Effects of Various Factors on Pricing Power and Return on Capital
We will now look at the effects of barriers to entry, industry concentration, industry capacity, and market share stability on pricing power and return on capital.
Barriers to Entry
Barriers to entry are like a moat around the castle. Different industries are characterised by different barriers of entry that determine the number of entrants and the rate at which they will enter the industry. Some examples of barriers to entry are cost of capital and expertise. An industry that has low barriers of entry will attract many new players. An example of this is the restaurant business. A busy suburb is a good place for an eatery to start. Initially it does good business. Seeing the volume of business and anticipating good margins more restaurants open, the barriers of entry being fairly low. Eventually, all the business suffers. The airline manufacturing industry has very high entry barriers. The cost of capital, level of expertise and its strategic importance mean the industry has few players, not many. Companies that have high entry barriers, with all other factors being equal and are generating profits will continue to do so. From an analyst point of view such companies will keep building shareholder value. By reviewing barriers of entry an analyst can better understand the prospects of new entrants and the position of incumbent ones.

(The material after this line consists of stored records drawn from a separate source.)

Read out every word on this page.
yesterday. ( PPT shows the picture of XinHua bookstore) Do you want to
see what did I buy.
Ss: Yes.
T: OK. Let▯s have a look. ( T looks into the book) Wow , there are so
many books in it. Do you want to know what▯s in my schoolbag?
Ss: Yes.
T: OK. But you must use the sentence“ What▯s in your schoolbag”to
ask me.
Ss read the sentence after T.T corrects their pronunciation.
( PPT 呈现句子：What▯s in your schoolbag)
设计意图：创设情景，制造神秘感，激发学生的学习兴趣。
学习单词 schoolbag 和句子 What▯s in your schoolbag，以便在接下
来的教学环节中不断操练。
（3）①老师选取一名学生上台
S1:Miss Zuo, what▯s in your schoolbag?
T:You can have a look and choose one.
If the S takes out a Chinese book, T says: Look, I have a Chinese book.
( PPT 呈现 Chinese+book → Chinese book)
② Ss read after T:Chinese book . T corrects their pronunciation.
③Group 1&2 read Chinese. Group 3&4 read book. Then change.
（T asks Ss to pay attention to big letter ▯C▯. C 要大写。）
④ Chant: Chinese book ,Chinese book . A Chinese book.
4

However barriers of entry being high are no guarantees to the business being successful. That requires another set of variables. In some cases despite barriers of entry being high, there are problems within the industry that do not allow for it to generate high profits.

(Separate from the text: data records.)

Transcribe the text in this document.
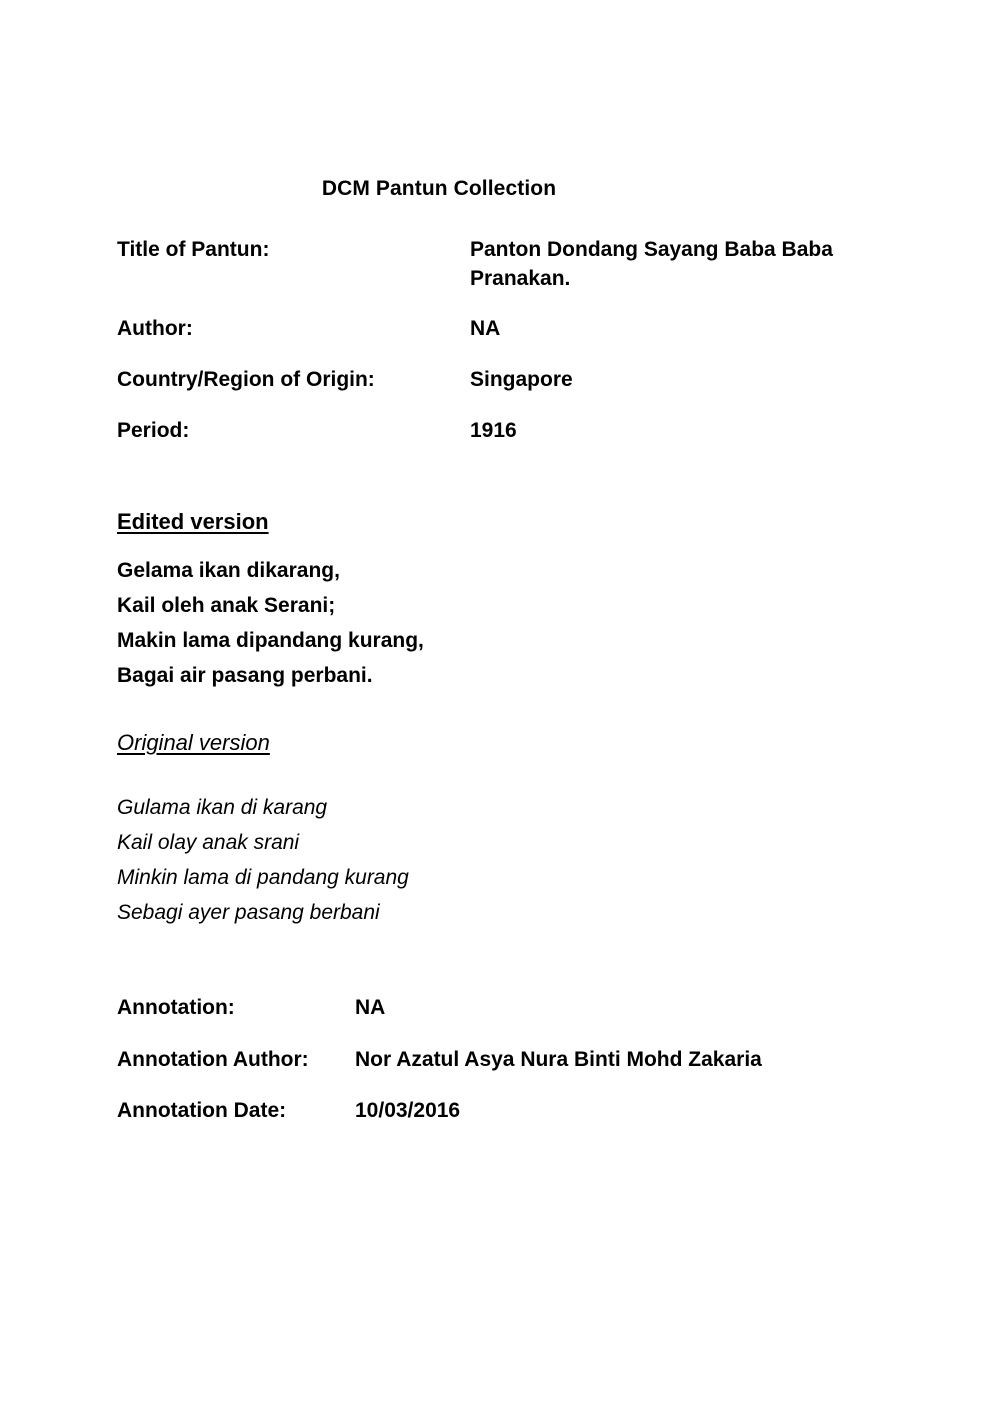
DCM Pantun Collection
Title of Pantun:	Panton Dondang Sayang Baba Baba Pranakan.
Author:	NA
Country/Region of Origin:	Singapore
Period:	1916
Edited version
Gelama ikan dikarang,
Kail oleh anak Serani;
Makin lama dipandang kurang,
Bagai air pasang perbani.
Original version
Gulama ikan di karang
Kail olay anak srani
Minkin lama di pandang kurang
Sebagi ayer pasang berbani
Annotation:	NA
Annotation Author:	Nor Azatul Asya Nura Binti Mohd Zakaria
Annotation Date:	10/03/2016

One of the reasons is how much of a role does the price play in the customers purchase decision. For example while entry barriers to the airline manufacturing industry is high, the airline companies that buy their products are always on the lookout for bargain buys. Price of the aircraft plays a huge role, as airlines try to maximise on it, therefore reducing their overall costs, which in turn helps rope in more fliers. Fliers are always on the lookout for discount tickets and low airfare; being immune mostly to other differentiators like in-flight luxuries, ferry services, etc.
Industries with high entry barriers tend to have huge capital expenditure. They also tend to have overcapacity. The equipment and machinery used are specific to that industry and cannot be deployed elsewhere, for example, oil refineries, and aircraft manufacturers. Therefore, despite losses companies tend to keep their facilities operational. Like the entry barriers, the exit barriers are also high.
Barriers to an industry do not always stay the same. New technological innovations can suddenly lower the entry barriers to an industry. This is an important consideration for analysts while they forecast scenarios.